The internationally accepted speed to greatly reduce the chances of a pedestrian being killed or seriously injured if struck by a vehicle is 30kmh. The death risk for a person driving at 50kmh is 80%; this drops to 10% when driving at 30kmph.

There has also been an increase in active transport along Tipahi Street with an additional 86 people walking, cycling or scootering along the new shared pathway in the morning.

Motueka Street has had a major shift in vehicle volumes at peak times. The 8am pre-construction count recorded 535 vehicles using the street in an hour. Post-construction, this has dropped to 387 vehicles. During peak traffic between 4pm and 5pm, pre-construction data showed 862 vehicles using the street. Post construction, this had dropped to 730 vehicles.

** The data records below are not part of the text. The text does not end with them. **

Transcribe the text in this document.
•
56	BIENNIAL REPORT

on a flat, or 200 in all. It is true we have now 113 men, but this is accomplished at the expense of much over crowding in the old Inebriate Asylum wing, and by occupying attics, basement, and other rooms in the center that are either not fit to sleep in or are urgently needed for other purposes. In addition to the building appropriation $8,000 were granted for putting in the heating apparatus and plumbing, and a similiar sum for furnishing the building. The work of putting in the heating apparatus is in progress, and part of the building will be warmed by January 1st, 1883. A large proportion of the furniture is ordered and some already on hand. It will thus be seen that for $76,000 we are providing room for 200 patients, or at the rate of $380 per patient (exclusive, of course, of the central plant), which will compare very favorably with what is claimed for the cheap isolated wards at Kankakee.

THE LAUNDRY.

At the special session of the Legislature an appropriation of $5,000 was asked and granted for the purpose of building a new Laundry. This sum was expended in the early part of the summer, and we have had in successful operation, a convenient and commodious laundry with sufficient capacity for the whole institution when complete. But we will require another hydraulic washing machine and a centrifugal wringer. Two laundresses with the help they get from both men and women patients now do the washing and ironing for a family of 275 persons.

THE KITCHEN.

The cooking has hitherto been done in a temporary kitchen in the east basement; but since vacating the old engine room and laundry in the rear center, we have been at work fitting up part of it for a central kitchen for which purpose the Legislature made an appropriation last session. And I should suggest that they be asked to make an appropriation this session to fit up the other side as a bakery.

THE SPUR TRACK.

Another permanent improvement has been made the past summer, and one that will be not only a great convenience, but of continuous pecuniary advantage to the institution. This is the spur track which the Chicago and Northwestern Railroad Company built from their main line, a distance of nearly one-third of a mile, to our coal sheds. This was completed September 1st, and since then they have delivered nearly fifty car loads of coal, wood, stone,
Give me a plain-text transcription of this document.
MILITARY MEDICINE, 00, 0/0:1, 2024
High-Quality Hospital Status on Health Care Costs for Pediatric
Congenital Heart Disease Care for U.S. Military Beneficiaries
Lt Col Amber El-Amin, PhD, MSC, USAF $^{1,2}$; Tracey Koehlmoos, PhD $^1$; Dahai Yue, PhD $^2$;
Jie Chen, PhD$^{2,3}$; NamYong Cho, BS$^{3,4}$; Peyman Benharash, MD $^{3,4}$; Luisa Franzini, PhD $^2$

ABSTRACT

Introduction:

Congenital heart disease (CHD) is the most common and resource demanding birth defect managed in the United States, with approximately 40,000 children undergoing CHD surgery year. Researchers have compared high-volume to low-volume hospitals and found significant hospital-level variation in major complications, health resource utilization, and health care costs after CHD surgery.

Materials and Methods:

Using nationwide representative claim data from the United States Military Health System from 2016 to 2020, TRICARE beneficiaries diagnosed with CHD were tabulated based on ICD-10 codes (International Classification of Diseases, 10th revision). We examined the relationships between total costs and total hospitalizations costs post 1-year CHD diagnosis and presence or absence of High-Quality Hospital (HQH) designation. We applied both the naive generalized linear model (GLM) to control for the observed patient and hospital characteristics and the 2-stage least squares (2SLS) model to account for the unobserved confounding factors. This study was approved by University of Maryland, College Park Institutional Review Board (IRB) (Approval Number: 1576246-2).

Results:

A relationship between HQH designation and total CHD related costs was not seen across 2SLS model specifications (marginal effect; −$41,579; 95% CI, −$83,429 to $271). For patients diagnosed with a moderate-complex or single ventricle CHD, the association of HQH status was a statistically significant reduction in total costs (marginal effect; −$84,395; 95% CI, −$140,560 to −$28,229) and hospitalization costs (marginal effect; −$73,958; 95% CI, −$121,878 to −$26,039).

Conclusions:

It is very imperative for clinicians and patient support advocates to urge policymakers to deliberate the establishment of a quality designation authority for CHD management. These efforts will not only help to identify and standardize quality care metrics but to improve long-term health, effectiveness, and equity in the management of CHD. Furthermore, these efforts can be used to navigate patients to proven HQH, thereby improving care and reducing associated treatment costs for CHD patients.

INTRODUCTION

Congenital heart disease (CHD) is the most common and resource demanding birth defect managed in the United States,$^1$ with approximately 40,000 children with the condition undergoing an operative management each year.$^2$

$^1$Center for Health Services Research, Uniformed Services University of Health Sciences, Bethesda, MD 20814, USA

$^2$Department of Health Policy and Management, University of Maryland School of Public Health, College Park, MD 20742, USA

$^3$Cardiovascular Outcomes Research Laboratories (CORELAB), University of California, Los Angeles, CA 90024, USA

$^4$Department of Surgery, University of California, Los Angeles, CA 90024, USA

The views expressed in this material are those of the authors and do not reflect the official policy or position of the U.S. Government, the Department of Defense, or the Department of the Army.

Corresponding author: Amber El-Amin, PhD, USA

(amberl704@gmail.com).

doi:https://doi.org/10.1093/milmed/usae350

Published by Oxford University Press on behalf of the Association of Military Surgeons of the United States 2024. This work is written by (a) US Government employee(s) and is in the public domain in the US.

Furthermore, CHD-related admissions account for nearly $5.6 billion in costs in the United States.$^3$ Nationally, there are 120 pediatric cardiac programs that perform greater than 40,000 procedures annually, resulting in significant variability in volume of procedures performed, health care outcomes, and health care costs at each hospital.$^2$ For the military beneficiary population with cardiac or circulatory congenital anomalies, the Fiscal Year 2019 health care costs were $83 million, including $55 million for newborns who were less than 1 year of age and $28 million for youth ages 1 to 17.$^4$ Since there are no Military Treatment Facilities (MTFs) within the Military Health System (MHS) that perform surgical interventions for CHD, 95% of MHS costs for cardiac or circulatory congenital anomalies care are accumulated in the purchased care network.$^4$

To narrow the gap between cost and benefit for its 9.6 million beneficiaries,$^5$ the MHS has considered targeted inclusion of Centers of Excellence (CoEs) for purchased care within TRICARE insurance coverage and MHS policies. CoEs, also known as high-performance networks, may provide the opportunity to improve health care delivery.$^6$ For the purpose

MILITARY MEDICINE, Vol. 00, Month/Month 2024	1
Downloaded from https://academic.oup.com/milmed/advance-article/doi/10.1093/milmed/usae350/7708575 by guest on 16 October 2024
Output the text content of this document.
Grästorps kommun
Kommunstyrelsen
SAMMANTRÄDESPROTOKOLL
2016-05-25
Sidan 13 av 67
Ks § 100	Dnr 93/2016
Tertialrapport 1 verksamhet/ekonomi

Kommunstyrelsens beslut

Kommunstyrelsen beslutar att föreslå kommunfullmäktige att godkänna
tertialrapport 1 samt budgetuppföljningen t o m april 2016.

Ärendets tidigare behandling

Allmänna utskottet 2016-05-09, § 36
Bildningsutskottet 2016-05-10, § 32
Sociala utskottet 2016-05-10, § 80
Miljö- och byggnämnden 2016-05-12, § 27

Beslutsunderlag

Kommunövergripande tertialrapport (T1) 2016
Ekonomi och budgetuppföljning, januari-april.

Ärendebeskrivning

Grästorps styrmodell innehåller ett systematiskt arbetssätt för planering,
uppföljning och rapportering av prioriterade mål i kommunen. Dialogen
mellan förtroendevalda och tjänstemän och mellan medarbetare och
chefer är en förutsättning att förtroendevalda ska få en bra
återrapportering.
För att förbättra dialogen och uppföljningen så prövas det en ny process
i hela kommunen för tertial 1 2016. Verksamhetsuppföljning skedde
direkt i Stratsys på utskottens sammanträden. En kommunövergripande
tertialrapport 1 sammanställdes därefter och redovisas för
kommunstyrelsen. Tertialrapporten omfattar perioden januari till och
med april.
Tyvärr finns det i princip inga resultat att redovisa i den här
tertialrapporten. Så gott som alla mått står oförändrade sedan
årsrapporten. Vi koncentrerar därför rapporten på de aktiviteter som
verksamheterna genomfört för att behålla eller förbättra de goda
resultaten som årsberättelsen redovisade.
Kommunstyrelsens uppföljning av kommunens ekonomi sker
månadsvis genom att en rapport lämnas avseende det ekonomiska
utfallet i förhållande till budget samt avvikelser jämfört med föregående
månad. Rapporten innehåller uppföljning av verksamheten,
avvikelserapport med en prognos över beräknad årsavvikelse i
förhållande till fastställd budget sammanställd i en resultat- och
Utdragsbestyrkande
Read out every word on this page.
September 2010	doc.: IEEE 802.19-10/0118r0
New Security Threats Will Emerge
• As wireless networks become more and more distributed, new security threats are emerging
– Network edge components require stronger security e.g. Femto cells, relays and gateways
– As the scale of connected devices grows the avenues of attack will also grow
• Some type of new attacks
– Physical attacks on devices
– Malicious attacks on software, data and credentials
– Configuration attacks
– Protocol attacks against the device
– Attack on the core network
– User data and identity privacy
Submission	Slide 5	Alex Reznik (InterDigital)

BEFORE: Franklyn Street x Kawai Street
AFTER: Franklyn Street x Kawai Street

Simon Duffy lives on Kawai Street and has seen the project from concept to completion.

“I commend Council for recognising the need to prioritise safety and taking action to address it,” says Simon.

“The positive impact of these improvements to Kawai St is evident, as residents and visitors can now navigate the street with more confidence and peace of mind. I hope this commitment to Streets for People and similar efforts are implemented throughout the city to create a safer road network for all.”

The ethos behind the Streets for People programme was to make it quicker and easier for councils to trial changes. It means that Council can take the time to get feedback from residents and to trial low-cost, temporary changes before making them permanent.

"As Council has moved through the project we have been able to make quick changes in response to feedback from residents,” says David.

“For instance, Council changed the tree in one of the planter boxes as residents didn’t want a tree that would grow to be too large. Residents on Franklyn Street had concerns about the placement of some cycle separators, which were relocated. Planter boxes on Hampden Street have also been relocated following comments from residents.”

All changes will be temporary for at least 12 months. If the changes are successful, they will become permanent.

Streets for People is an NZTA Waka Kotahi funded project. The budget for Nelson South was $1.4 million with Nelson City Council contributing $140,000.

This project is tracking under budget.